Assume that $14 \%$ of people are left-handed. If 7 people are selected at random, find the probability of each outcome described below.
d) Find the probability that there are exactly 3 lefties in the group.
(Round to four decimal places as needed.)

Step 1 ：Let's assume that 14% of people are left-handed. We are asked to find the probability that exactly 3 out of 7 randomly selected people are left-handed.

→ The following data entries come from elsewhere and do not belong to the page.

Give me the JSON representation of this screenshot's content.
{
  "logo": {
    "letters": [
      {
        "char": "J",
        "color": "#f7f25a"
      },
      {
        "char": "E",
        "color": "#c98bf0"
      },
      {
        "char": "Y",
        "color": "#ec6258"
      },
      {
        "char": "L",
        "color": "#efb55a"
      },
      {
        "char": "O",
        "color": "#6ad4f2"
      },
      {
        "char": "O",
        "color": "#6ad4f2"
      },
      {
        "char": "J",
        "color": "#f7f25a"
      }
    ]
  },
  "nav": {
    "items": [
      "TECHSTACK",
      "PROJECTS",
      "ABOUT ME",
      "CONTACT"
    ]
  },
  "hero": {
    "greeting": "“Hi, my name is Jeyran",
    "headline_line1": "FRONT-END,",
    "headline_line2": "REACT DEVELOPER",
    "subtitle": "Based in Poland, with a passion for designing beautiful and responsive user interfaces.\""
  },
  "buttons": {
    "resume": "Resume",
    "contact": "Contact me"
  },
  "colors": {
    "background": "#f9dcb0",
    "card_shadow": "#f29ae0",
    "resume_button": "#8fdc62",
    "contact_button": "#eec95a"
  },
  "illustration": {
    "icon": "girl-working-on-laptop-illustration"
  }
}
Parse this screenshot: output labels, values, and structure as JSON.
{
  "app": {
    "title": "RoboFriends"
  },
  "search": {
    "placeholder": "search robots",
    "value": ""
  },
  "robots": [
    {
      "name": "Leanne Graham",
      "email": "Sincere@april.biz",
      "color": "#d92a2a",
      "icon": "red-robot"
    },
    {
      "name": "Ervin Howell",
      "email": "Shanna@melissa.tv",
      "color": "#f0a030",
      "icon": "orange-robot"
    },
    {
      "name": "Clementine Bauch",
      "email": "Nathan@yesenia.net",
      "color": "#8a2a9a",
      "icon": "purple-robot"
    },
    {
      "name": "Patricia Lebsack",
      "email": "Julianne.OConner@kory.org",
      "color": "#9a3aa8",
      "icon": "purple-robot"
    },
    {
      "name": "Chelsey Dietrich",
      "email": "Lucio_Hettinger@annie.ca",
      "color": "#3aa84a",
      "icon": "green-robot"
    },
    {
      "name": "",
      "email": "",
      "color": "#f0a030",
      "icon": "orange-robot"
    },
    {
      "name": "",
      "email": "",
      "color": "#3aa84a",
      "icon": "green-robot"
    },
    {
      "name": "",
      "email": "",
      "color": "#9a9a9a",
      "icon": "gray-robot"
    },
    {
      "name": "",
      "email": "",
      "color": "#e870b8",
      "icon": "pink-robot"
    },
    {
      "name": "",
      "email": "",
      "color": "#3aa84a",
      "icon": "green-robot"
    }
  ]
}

Step 2 ：We can use the binomial probability formula to solve this problem. The formula is given by: \( P(X=k) = C(n, k) \cdot p^k \cdot (1-p)^{n-k} \), where \( n \) is the number of trials, \( k \) is the number of successes, \( p \) is the probability of success, and \( C(n, k) \) is the combination of \( n \) items taken \( k \) at a time.

Step 3 ：In this case, \( n = 7 \), \( k = 3 \), and \( p = 0.14 \).

Step 4 ：First, we calculate the combination \( C(n, k) = C(7, 3) \). Using the formula for combinations, we find that \( C(7, 3) = 35 \).

Step 5 ：Next, we substitute \( n = 7 \), \( k = 3 \), \( p = 0.14 \), and \( C(7, 3) = 35 \) into the binomial probability formula to find the probability.

Step 6 ：The calculation is as follows: \( P(X=3) = 35 \cdot (0.14)^3 \cdot (1-0.14)^{7-3} \approx 0.052534663686400015 \).

Step 7 ：Rounding to four decimal places, we find that the probability that exactly 3 out of 7 randomly selected people are left-handed is approximately 0.0525.

Step 8 ：Final Answer: The probability that exactly 3 out of 7 randomly selected people are left-handed is approximately \(\boxed{0.0525}\).